Let’s say we have a CustomersController that, among other things, allows the user to send messages about a customer (by creating instances of a Message, let’s say). The relevant actions might be called new_message and create_message. This is maybe not that bad, but it clutters up the controller a little, and if you have enough custom actions on a controller then the controller can get pretty messy and hard to comprehend.
The solution
What I like to do in these scenarios is create a “custom” controller called e.g. CustomerMessagesController. There’s no database table called customer_messages or class called CustomerMessage. The concept of a “customer message” is just something I made up. But now that this idea exists, my CustomersController#new_message and CustomersController#create_message actions can become CustomerMessagesController#new and CustomerMessagesController#create. I find this much tidier.

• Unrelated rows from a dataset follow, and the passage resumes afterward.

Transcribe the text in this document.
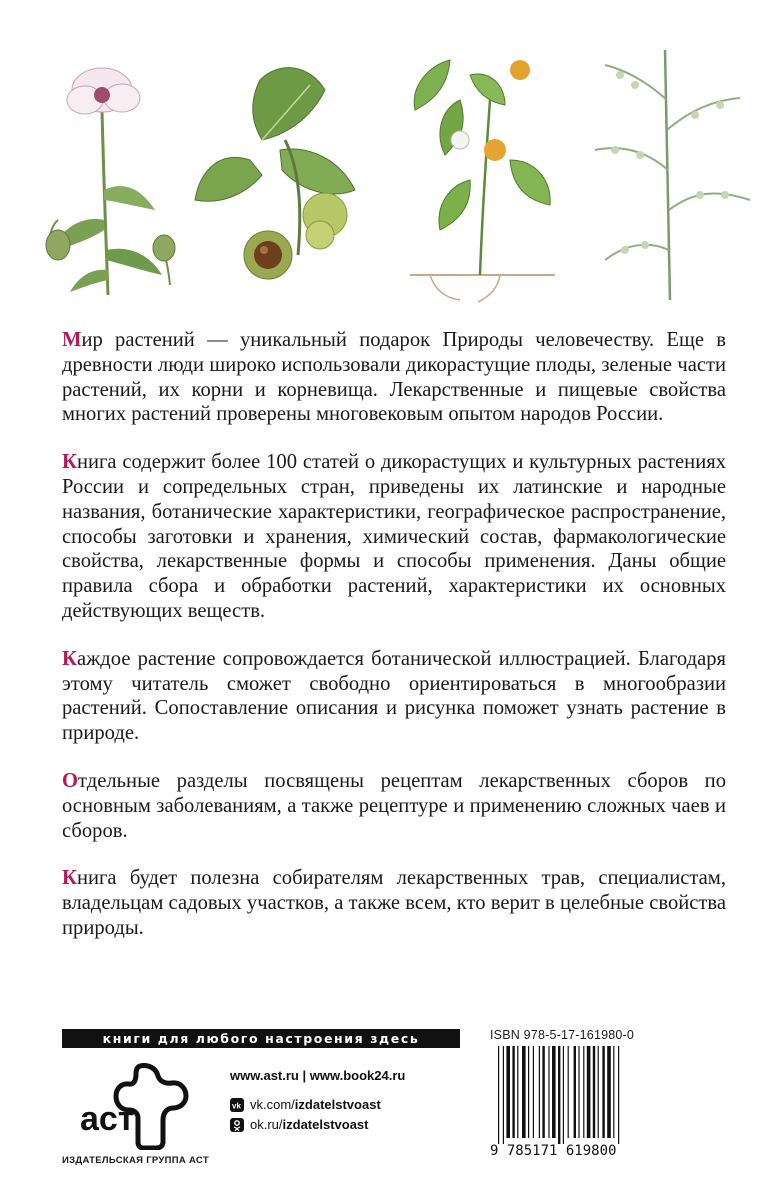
Мир растений — уникальный подарок Природы человечеству. Еще в древности люди широко использовали дикорастущие плоды, зеленые части растений, их корни и корневища. Лекарственные и пищевые свойства многих растений проверены многовековым опытом народов России.

Книга содержит более 100 статей о дикорастущих и культурных растениях России и сопредельных стран, приведены их латинские и народные названия, ботанические характеристики, географическое распространение, способы заготовки и хранения, химический состав, фармакологические свойства, лекарственные формы и способы применения. Даны общие правила сбора и обработки растений, характеристики их основных действующих веществ.

Каждое растение сопровождается ботанической иллюстрацией. Благодаря этому читатель сможет свободно ориентироваться в многообразии растений. Сопоставление описания и рисунка поможет узнать растение в природе.

Отдельные разделы посвящены рецептам лекарственных сборов по основным заболеваниям, а также рецептуре и применению сложных чаев и сборов.

Книга будет полезна собирателям лекарственных трав, специалистам, владельцам садовых участков, а также всем, кто верит в целебные свойства природы.

книги для любого настроения здесь
аст
ИЗДАТЕЛЬСКАЯ ГРУППА АСТ
www.ast.ru | www.book24.ru
vk vk.com/ izdatelstvoast
ok.ru/ izdatelstvoast
ISBN 978-5-17-161980-0
9 785171 619800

And as long as I’m at it, I’ll even create a PORO (plain old Ruby object) called CustomerMessage where I can handle the business of creating a new customer message as not to clutter up either Customer or Message with this stuff which is really not all that relevant to either of those classes. I might put a create or create! method on CustomerMessage which creates the appropriate Message for me.
Furthermore, I’ll also often put include ActiveModel::Model into my PORO so that I can bind the PORO to a form as though it were a regular old Active Record model.
Namespaces
Pieces of code are easier to understand when they don’t require you to also understand other pieces of code as a prerequisite. To use an extreme example to illustrate the point, it would obviously be impossible to understand a program so tangled with dependencies that understanding any of it required understanding all of it.

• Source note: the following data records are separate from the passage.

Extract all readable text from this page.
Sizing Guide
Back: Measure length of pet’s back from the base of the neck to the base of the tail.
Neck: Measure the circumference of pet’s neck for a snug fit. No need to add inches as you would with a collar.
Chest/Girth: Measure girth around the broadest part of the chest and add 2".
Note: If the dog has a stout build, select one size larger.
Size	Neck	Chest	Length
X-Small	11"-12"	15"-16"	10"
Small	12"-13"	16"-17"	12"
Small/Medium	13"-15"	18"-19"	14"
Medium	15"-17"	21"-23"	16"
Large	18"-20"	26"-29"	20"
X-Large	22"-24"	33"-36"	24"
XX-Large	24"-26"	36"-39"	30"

So, anything we can do to allow small chunks of our programs understandable in isolation is typically going to make our program easier to work with.

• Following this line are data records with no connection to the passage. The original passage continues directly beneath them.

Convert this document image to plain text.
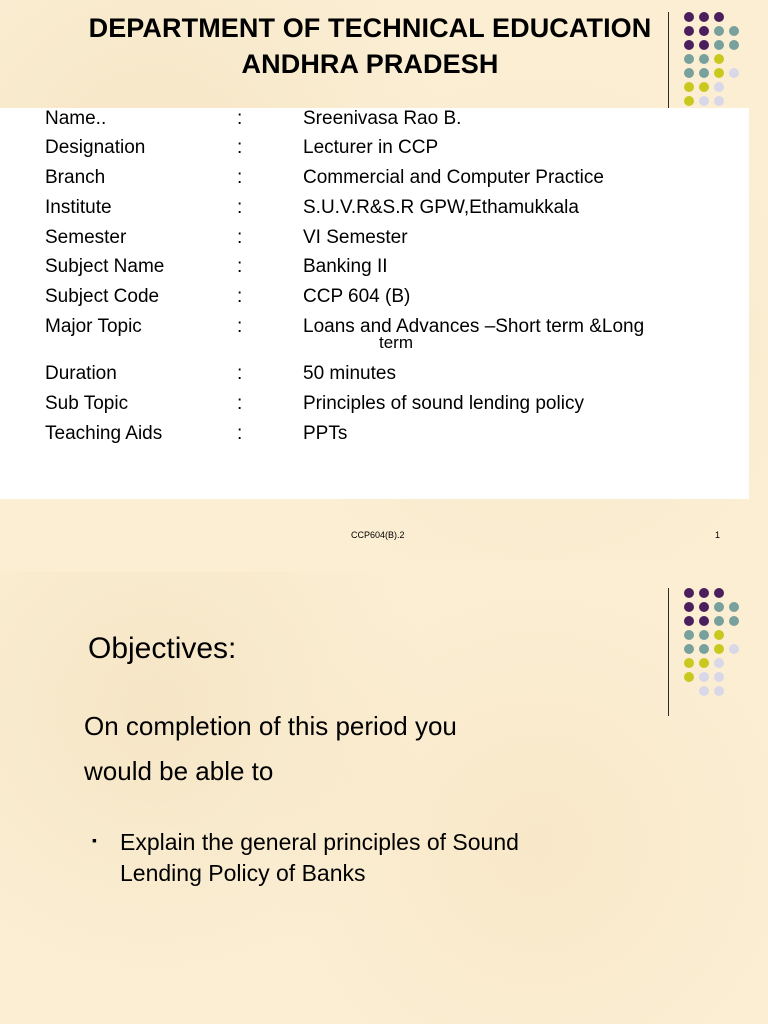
DEPARTMENT OF TECHNICAL EDUCATION
ANDHRA PRADESH
Name..	:	Sreenivasa Rao B.
Designation	:	Lecturer in CCP
Branch	:	Commercial and Computer Practice
Institute	:	S.U.V.R&S.R GPW,Ethamukkala
Semester	:	VI Semester
Subject Name	:	Banking II
Subject Code	:	CCP 604 (B)
Major Topic	:	Loans and Advances –Short term &Long
term
Duration	:	50 minutes
Sub Topic	:	Principles of sound lending policy
Teaching Aids	:	PPTs
CCP604(B).2	1
Objectives:
On completion of this period you
would be able to
▪ Explain the general principles of Sound
Lending Policy of Banks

Namespaces serve as a signal that certain parts of the application are more related to each other than they are to anything else. For example, in the application I work on at work, I have a namespace called Billing. I have another namespace called Schedule. A developer who’s new to the codebase could look at the Billing and Schedule namespaces and rightly assume that when they’re thinking about one, they can mostly ignore the other.
Contexts
Some of my models are sufficiently fundamental that it doesn’t make sense to put them into any particular namespace. I have a model called Appointment that’s like this. An Appointment is obviously a scheduling concern a lot of the time, but just as often it’s a clinical concern or a billing concern. An appointment can’t justifiably be “owned” by any one namespace.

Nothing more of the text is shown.